Frequent earthquakes in eastern New York State during the Taconic Orogeny (mountain building period) were caused by the Island Arc collision with Proto North America in the middle Ordovician, 460 million years ago, and resulted in long breaks in the rock, faults, which resemble those in California and Japan today. In some areas of the Mohawk Valley, rock blocks were either pushed up or dropped down. As the Mohawk River flowed east across the higher granite blocks to the lower ones, the river cut deep, narrow channels in the upper ones producing The Noses.
These formations created significant challenges for the canal builders. At the Noses, the canal had to be reduced from the normal 40 ft. width to10 ft. which significantly hindered the flow of traffic. At times, the towpath embankment even had to occupy part of the river bed.
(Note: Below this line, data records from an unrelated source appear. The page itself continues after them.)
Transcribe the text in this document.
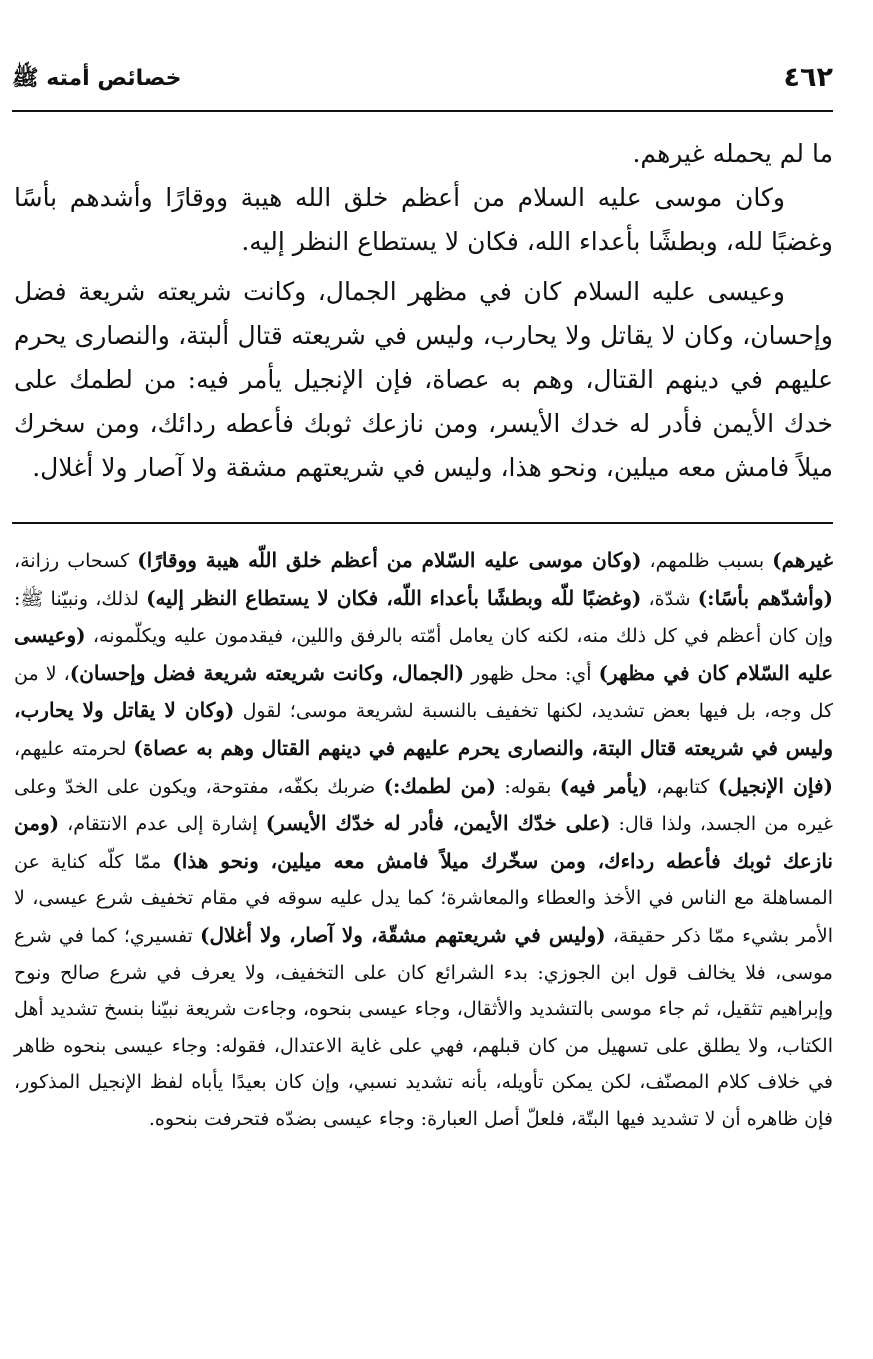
٤٦٢
خصائص أمته ﷺ

ما لم يحمله غيرهم.

وكان موسى عليه السلام من أعظم خلق الله هيبة ووقارًا وأشدهم بأسًا وغضبًا لله، وبطشًا بأعداء الله، فكان لا يستطاع النظر إليه.

وعيسى عليه السلام كان في مظهر الجمال، وكانت شريعته شريعة فضل وإحسان، وكان لا يقاتل ولا يحارب، وليس في شريعته قتال ألبتة، والنصارى يحرم عليهم في دينهم القتال، وهم به عصاة، فإن الإنجيل يأمر فيه: من لطمك على خدك الأيمن فأدر له خدك الأيسر، ومن نازعك ثوبك فأعطه ردائك، ومن سخرك ميلاً فامش معه ميلين، ونحو هذا، وليس في شريعتهم مشقة ولا آصار ولا أغلال.

غيرهم) بسبب ظلمهم، (وكان موسى عليه السّلام من أعظم خلق اللّه هيبة ووقارًا) كسحاب رزانة، (وأشدّهم بأسًا:) شدّة، (وغضبًا للّه وبطشًا بأعداء اللّه، فكان لا يستطاع النظر إليه) لذلك، ونبيّنا ﷺ: وإن كان أعظم في كل ذلك منه، لكنه كان يعامل أمّته بالرفق واللين، فيقدمون عليه ويكلّمونه، (وعيسى عليه السّلام كان في مظهر) أي: محل ظهور (الجمال، وكانت شريعته شريعة فضل وإحسان)، لا من كل وجه، بل فيها بعض تشديد، لكنها تخفيف بالنسبة لشريعة موسى؛ لقول (وكان لا يقاتل ولا يحارب، وليس في شريعته قتال البتة، والنصارى يحرم عليهم في دينهم القتال وهم به عصاة) لحرمته عليهم، (فإن الإنجيل) كتابهم، (يأمر فيه) بقوله: (من لطمك:) ضربك بكفّه، مفتوحة، ويكون على الخدّ وعلى غيره من الجسد، ولذا قال: (على خدّك الأيمن، فأدر له خدّك الأيسر) إشارة إلى عدم الانتقام، (ومن نازعك ثوبك فأعطه رداءك، ومن سخّرك ميلاً فامش معه ميلين، ونحو هذا) ممّا كلّه كناية عن المساهلة مع الناس في الأخذ والعطاء والمعاشرة؛ كما يدل عليه سوقه في مقام تخفيف شرع عيسى، لا الأمر بشيء ممّا ذكر حقيقة، (وليس في شريعتهم مشقّة، ولا آصار، ولا أغلال) تفسيري؛ كما في شرع موسى، فلا يخالف قول ابن الجوزي: بدء الشرائع كان على التخفيف، ولا يعرف في شرع صالح ونوح وإبراهيم تثقيل، ثم جاء موسى بالتشديد والأثقال، وجاء عيسى بنحوه، وجاءت شريعة نبيّنا بنسخ تشديد أهل الكتاب، ولا يطلق على تسهيل من كان قبلهم، فهي على غاية الاعتدال، فقوله: وجاء عيسى بنحوه ظاهر في خلاف كلام المصنّف، لكن يمكن تأويله، بأنه تشديد نسبي، وإن كان بعيدًا يأباه لفظ الإنجيل المذكور، فإن ظاهره أن لا تشديد فيها البتّة، فلعلّ أصل العبارة: وجاء عيسى بضدّه فتحرفت بنحوه.
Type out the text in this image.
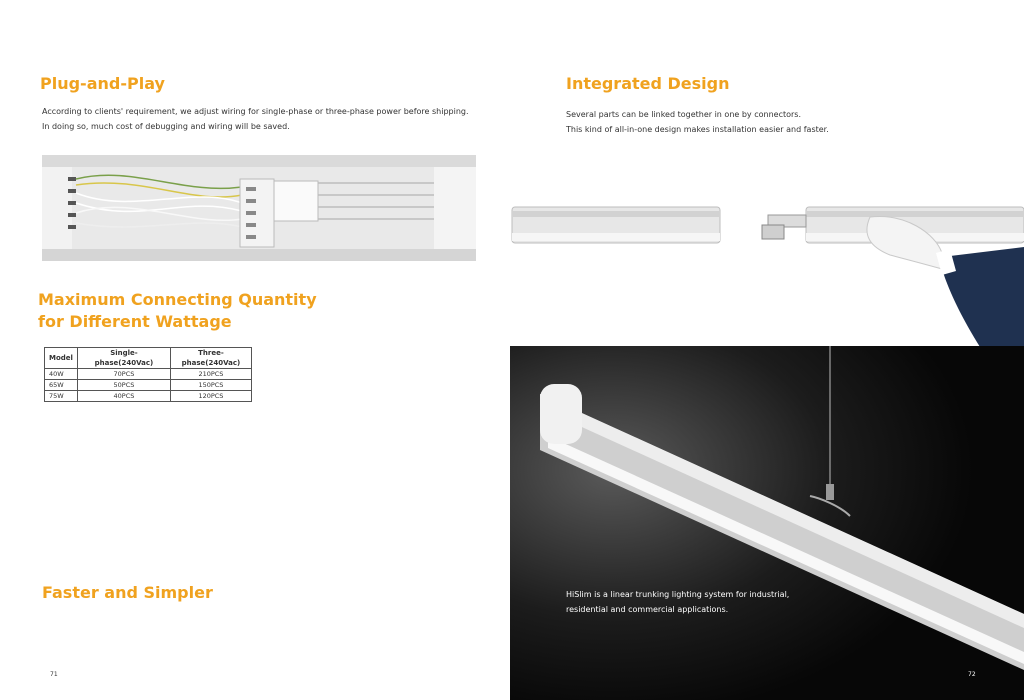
Plug-and-Play
According to clients' requirement, we adjust wiring for single-phase or three-phase power before shipping.
In doing so, much cost of debugging and wiring will be saved.
Maximum Connecting Quantity
for Different Wattage
Model	Single-phase(240Vac)	Three-phase(240Vac)
40W	70PCS	210PCS
65W	50PCS	150PCS
75W	40PCS	120PCS
Faster and Simpler
71
Integrated Design
Several parts can be linked together in one by connectors.
This kind of all-in-one design makes installation easier and faster.
HiSlim is a linear trunking lighting system for industrial,
residential and commercial applications.
72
The following is an excerpt from the Diary of Jonathan Pearson:
Grand Erie Canal Thursday July 25, 1833
"This morning when the sun was about an hour high, the cool shade of the evening had slowly
passed and the dew was sparkling in the beams of the rising sun, we came along a high ridge of
mountains betwixt which and us ran the noble Mohawk, fringed on either edge by overhanging
trees and the lowly underwood. The fertile banks for some distance are loaded with the yellow
grain and the waving grass which invite the sickle and scythe of the husbandman. The river and
canal run parallel with this ridge for some miles, until we come to Anthony's Nose where the
river has forced a way through the mountain barrier, forming an immense precipitous height on
the right so abruptly divided by the valley [and] the river that vegetation seems hardly able to
grow on his sides. This is called Anthony's Nose. In many places along this ridge and indeed
on the very nose are many passages down from the top to the bottom called slides, down which
logs are slid in the winter from the forest which clothes its top and sides. This is the only way in
which they can be brought to the bottom with any degree of practibility [sic]. It appears to me
that the Mohawk runs thro a pretty hilly country, for all the way on one side or the other and
generally on both are ranges of high hills which sometimes rise into lofty summits, the flatter
into meaner elevations, now widening so as to leave the valley broad and the river struggles to
gain his straitened [way?]. Especially is this the case at Anthony's Nose and several other places
thro which we have traveled today. These eminences are generally thickly covered with forests
of timber, except the lower ones, which admit of easy cultivation. This timber is cut and
transported down the river and canal to Troy and Albany where it brings a good price."